Artist Dawn Ng's new work about motherhood is her most personal one yet

Reena Devi
Lifestyle Reporter
Dawn Ng with her new work “Perfect Stranger”. (Photo: Dawn Ng)

You are probably familiar with her work, even if you do not know the Singaporean artist by name. Dawn Ng is the creator of Walter the rabbit, the enormous white rabbit that dominated the Singapore Art Museum lawn at various intervals over the last decade.

When asked how she feels about her most iconic work, Ng said that Walter has taken on a life of its own.

Speaking with Yahoo Lifestyle Singapore, Ng said, “Walter was a work that involved a giant rabbit, but the work was not about that rabbit, which ultimately became an icon with its own legion of fans.”

“It was about the beauty of everyday and ordinary local landscapes, which the enormous rabbit was placed in, that would otherwise be invisible if not for something so warped and surreal situated in its context,” Ng added.

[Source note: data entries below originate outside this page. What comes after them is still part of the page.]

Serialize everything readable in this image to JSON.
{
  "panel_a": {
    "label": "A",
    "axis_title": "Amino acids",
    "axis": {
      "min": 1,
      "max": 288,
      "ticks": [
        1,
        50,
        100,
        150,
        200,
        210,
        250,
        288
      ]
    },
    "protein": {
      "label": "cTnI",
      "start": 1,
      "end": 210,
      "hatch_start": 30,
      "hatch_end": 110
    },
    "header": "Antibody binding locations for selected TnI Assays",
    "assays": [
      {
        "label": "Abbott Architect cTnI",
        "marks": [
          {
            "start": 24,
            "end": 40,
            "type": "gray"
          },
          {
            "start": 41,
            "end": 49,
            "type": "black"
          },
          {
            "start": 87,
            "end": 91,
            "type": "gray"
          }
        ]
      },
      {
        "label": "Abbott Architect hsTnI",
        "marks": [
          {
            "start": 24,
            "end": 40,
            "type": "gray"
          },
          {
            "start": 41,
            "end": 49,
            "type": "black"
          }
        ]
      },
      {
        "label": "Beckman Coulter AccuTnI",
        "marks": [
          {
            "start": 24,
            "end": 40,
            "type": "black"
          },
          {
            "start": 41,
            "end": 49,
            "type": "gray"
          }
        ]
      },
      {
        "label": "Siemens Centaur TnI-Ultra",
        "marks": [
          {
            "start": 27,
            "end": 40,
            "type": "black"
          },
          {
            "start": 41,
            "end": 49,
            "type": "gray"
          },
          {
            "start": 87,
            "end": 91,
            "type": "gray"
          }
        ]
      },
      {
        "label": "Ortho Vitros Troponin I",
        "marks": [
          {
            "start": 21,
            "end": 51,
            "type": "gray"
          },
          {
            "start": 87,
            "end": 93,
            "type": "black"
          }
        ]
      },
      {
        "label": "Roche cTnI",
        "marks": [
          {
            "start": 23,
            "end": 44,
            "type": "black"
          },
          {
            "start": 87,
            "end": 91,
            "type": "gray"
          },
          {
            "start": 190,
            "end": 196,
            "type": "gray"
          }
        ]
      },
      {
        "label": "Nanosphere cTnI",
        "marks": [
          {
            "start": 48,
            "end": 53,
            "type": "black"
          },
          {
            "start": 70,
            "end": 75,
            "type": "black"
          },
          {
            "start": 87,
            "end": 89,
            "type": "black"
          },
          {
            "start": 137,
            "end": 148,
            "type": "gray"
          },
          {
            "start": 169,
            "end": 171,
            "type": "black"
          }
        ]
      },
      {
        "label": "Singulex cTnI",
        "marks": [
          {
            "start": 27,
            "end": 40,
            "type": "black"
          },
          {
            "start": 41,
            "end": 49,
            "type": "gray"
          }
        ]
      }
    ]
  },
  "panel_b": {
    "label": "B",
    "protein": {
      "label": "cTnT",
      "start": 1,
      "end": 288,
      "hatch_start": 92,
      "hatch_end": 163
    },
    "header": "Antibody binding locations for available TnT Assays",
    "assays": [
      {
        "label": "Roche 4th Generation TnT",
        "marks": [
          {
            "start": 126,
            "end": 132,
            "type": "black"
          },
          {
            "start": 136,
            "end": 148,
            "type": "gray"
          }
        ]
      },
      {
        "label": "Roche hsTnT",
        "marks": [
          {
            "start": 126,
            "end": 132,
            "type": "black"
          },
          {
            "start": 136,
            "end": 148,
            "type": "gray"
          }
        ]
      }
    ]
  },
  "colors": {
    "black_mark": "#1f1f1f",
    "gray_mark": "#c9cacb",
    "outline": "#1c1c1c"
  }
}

Dawn Ng’s Walter. (Photo: Singapore Art Museum)

The graduate from Georgetown University and the UCL Slade School of Fine Art has been profiled in Prestige, Billionaire and Harper’s Bazaar Singapore. 

Ng, 36, is married to Wee Teng Wen, co-founder and managing partner of The Lo & Behold Group, which owns eateries including The Black Swan and The White Rabbit. They have a one-year-old daughter.

Referring to her current affluent lifestyle, Ng said, “The idea that any artist should lead a spartan or ascetic life is a rather tired cliche, don’t you agree?”

In spite of shying away from talking about her personal life during the interview, Ng’s upcoming solo exhibition “Perfect Stranger” – which runs from 17 Jan to 22 Feb at art gallery Chan + Hori Contemporary – is an assembly of words, notes, messages and poetry which began as private revelations from a would-be mother to her first-born child.

Born from a year’s worth of daily responses to questions from a psychologist and friend, the 48 bodies of text lie on vast sheets of paper of various hues on the freshly painted white gallery floor. Visitors can walk amongst the manuscripts barefoot or observe it all from a specially constructed podium.

 Ng admits this is her most personal work to date.  

 “It began as a slow-burn project I wanted to work on every day over a year. I had intended to let its content rest for an indefinite amount of time and perhaps gift it to my daughter when she turns 35, the age I was when I created it, whilst pregnant with her. In this way, she would have this incredibly personal narrative time capsule of us, right here and now,” she said.

According to Ng, motherhood has made her hyper-efficient with her time and even more dogged in her approach towards art-making.

Ng is not fussed about living up to the expectations of an audience influenced by Instagram and other social media platforms.

 “I never make work with an audience in mind. I create things that are compelling to me, or rather, are led by my own compulsions,” She said.

 On the new generation of Instagram artists who get their break by posting their work online, Ng said, “I think that’s exciting for them. Instagram is not a medium, it’s a platform. It’s the most democratic form of gallery of the future.”

 Asked about her future plans, the artist said she is looking forward to “more work”.